Babelouest,
Pardonne-moi le ton sec de mon précédent commentaire.
Je te raconte quelque chose.
Dans mon petit village de l’Aveyron, j’ai récemment fait partie d’un collectif anti-pylône. En effet, une des premières décisions du maire nouvellement élu et enfant du village, ça a été de donner son aval à la construction d’une tour métallique de près de 50 m allant accueillir ces antennes-relais qu’on voit pousser un peu partout.
N’étant ni dans le périmètre visible, ni dans le rayon potentiel des ondes, j’ai rejoint ce collectif par solidarité pour mes voisins du hameau concerné et parce que je trouve ce truc particulièrement laid et que je devrai passer devant quotidiennement.

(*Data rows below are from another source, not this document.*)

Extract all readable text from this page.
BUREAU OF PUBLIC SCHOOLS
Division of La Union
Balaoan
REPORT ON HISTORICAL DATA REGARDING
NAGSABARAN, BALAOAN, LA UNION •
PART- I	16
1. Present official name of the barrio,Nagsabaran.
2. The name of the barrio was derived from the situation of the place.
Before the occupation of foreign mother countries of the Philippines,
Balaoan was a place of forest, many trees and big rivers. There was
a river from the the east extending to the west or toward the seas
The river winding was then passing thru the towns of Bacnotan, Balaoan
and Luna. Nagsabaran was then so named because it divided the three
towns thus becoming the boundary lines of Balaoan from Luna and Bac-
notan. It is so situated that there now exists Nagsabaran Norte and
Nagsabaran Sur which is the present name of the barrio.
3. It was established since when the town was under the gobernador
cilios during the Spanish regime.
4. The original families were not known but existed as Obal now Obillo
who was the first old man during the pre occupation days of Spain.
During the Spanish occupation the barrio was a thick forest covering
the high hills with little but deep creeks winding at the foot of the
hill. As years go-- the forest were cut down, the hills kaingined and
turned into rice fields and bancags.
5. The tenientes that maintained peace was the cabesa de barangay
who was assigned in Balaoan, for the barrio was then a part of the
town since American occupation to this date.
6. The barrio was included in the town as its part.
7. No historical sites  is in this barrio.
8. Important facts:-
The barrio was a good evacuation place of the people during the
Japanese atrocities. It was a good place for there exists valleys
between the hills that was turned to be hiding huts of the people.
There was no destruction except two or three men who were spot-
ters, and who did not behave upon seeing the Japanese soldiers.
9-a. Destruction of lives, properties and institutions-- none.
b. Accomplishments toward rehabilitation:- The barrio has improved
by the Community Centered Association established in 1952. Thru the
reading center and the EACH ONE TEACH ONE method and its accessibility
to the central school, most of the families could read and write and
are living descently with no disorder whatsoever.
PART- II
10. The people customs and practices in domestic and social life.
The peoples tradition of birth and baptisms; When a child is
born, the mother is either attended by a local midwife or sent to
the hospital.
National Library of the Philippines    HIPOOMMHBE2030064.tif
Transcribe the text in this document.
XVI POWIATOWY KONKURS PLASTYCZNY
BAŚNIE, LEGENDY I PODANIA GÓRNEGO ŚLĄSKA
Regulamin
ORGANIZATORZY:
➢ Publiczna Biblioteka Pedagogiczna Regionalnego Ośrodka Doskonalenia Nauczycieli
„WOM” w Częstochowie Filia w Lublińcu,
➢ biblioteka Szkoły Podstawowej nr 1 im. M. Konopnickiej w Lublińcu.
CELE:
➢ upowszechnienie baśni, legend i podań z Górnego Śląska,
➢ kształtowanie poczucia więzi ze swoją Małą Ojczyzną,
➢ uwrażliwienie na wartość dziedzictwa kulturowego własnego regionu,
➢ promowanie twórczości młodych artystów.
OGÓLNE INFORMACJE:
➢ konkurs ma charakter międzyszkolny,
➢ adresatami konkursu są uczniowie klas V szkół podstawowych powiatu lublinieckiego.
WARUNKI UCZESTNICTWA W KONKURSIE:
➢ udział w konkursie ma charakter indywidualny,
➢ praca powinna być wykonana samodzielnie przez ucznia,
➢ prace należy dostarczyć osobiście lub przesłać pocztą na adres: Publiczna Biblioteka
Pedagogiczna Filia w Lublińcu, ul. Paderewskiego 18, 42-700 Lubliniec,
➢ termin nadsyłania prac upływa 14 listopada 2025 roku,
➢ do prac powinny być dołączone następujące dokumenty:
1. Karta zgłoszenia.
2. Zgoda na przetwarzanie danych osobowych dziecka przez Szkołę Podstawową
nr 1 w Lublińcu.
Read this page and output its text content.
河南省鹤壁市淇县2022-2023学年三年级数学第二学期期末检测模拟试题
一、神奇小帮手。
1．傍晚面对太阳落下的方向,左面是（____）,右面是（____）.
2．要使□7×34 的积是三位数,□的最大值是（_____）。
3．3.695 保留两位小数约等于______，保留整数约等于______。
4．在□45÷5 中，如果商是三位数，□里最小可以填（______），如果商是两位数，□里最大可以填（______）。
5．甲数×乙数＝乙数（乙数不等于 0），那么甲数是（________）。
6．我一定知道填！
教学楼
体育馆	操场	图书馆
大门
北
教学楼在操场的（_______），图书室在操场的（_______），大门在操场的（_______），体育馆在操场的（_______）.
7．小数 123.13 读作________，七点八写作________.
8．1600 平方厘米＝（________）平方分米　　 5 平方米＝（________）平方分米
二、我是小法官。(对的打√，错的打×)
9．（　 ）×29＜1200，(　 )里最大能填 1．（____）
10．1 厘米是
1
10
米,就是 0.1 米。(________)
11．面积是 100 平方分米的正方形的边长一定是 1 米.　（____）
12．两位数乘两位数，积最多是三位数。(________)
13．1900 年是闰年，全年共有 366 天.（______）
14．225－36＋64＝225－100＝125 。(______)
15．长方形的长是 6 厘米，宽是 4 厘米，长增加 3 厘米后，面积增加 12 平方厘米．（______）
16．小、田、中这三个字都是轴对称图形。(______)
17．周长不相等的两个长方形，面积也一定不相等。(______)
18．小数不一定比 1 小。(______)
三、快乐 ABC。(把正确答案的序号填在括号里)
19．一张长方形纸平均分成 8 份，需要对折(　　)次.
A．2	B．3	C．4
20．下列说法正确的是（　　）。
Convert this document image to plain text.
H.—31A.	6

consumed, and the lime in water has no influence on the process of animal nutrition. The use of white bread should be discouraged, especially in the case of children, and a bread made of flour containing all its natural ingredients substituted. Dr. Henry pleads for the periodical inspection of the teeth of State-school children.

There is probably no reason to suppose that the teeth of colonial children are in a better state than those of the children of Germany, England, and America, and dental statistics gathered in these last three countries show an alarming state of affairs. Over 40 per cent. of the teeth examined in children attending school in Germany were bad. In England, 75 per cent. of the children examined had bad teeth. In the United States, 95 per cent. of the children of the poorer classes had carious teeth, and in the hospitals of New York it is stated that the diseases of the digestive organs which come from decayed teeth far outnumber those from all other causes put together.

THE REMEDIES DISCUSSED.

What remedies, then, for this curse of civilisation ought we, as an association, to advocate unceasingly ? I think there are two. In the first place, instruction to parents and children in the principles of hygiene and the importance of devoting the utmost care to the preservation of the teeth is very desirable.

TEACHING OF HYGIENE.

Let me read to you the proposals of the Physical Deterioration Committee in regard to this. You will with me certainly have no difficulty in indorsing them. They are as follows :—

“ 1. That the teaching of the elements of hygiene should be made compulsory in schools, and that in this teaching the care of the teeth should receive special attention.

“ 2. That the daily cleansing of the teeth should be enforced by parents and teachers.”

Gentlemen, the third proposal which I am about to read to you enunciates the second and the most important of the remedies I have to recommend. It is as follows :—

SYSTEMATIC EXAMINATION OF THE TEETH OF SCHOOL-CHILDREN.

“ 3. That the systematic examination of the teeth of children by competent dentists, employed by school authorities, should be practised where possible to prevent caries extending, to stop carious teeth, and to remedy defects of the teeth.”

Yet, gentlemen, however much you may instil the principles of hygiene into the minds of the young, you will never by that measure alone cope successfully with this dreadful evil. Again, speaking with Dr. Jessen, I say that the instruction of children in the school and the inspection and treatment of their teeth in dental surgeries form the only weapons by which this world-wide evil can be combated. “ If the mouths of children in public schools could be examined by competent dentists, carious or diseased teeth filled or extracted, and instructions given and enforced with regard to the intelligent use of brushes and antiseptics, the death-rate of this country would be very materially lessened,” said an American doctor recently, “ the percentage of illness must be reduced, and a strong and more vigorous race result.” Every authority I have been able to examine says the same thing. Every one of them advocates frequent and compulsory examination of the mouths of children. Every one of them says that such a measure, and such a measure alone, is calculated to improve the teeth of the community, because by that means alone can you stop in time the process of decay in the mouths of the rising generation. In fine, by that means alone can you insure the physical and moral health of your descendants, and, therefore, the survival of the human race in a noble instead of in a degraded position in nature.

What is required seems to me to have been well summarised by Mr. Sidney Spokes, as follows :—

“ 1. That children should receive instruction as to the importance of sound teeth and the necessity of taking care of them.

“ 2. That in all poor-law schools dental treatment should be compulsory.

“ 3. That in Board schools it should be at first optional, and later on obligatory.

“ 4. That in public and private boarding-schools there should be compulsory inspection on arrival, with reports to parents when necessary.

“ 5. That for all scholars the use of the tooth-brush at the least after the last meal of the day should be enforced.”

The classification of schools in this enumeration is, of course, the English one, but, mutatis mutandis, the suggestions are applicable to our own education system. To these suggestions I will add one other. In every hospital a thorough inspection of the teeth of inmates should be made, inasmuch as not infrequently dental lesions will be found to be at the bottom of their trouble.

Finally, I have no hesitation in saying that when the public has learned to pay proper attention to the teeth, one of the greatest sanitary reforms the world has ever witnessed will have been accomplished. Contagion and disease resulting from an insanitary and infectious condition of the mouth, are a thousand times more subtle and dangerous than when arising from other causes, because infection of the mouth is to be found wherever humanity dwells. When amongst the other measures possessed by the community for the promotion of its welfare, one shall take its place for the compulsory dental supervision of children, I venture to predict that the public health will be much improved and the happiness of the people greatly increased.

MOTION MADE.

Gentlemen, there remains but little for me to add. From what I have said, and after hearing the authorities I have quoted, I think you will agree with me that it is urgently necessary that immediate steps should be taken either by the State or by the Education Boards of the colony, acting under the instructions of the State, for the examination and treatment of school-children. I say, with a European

Je n’ai pas d’avis tranché sur la question des ondes, ne connaissant autour de moi personne qui soit électro-sensible. Je refuse systématiquement le compteur Linky mais pour la raison que je ne veux pas qu’on contrôle ma consommation et que je suis parfaitement satisfait de mon installation old-school. Cependant, dans mon logement précédent, je les avais naïvement laissé installer ce nouveau compteur. Je rentrais d’années à l’étranger et n’était pas vraiment informé à ce propos. Cela dit, je n’y ai vu aucune différence.
Après moult réunions de ce collectif, il en est ressorti que l’argument number one pour refuser ce machin, c’était effectivement sa laideur. Le problème des ondes n’était absolument pas unanime voire considéré comme un argument de poids étant donné le peu d’habitants concernés par un pylône qui certes surplombera la vallée mais dans un coin à faible densité de population et où les vaches sont plus nombreuses. Les deux axes privilégiés par le collectif furent donc l’aspect environnemental et paysager d’une part, anti-démocratique d’autre part puisque cette décision avait été prise sans concertation.
Bien que nous ayons eu vent de victoires remportées par d’autres collectifs de ce genre alentours, elles n’ont été possibles, semble-t-il, que dans le cas où la mairie était du même côté que les protestataires. Or, comme notre collectif s’opposait à une mairie inflexible, l’affaire fut vite pliée, les contrats ayant été signés en bonne et due forme quoiqu’en parfaite violation de la plus élémentaire démocratie.
En fait, l’explication est simple et c’est un des faits intéressants révélés par ce différend, premier du genre.
Le maire, avant d’être maire, est connu de tous comme une personne joviale, amène, mais dans sa fonction un chouïa moins versée dans la diplomatie que le maire précédent. Les gens du village sont sympathiques et accueillants avec les nouveaux venus. Bien sûr, c’est une vision quelque peu candide, car l’affaire du pylône a mis au jour l’existence de deux camps schématiquement représentés ainsi : les locaux et les néos. Bien que la frontière entre les deux soit poreuse, selon les intérêts de chacun, c’est grosso modo cela.
Ce mini-conflit qui n’a fait aucun mort ni aucun blessé est bien la concrétisation de cette différence peu visible au quotidien :
Les locaux qui ont grandi et vécu toute leur vie dans cet environnement rural protégé et isolé appellent la modernité de leurs voeux que ce soit sous la forme de la fibre optique ou d’un pylône 5G. Le maire n’a donc vu aucune malveillance à prendre cette décision seul puisqu’il la pensait juste et bonne pour tout le monde y compris pour les néos dont certains râlent régulièrement parce que le réseau mobile est merdique.
Les néos qui se sont installés ici pour certains depuis déjà longtemps sont venus chercher la nature vierge et sa beauté et rejettent tout ce qui pourrait l’enlaidir ou la corrompre.
Mais il y a des failles dans ces visions, autant d’un côté que de l’autre.
Les locaux, aussi chaleureux soient-ils, ont du mal à accepter l’idée de laisser un peu de place à ses nouveaux arrivants dans les décisions locales, effrayés qu’ils sont par ce « Grand Remplacement » en miniature. En gros, c’est « Sois le bienvenu mais ferme ta gueule ! »
Les néos, et moi le premier, se contredisent et veulent le beurre et l’argent du beurre : quand Internet est coupé, ça gueule contre le non-enfouissement des lignes téléphoniques et la lenteur des réparations, quand une conversation téléphonique est interrompue douze fois par faute de réseau, ça gueule contre ledit réseau et en réclame un meilleur à condition que les antennes soient chez les autres.
Et puis, il y a aussi l’agriculteur bio qui a loué son champ au pylône parce qu’il a du mal à joindre les deux bouts.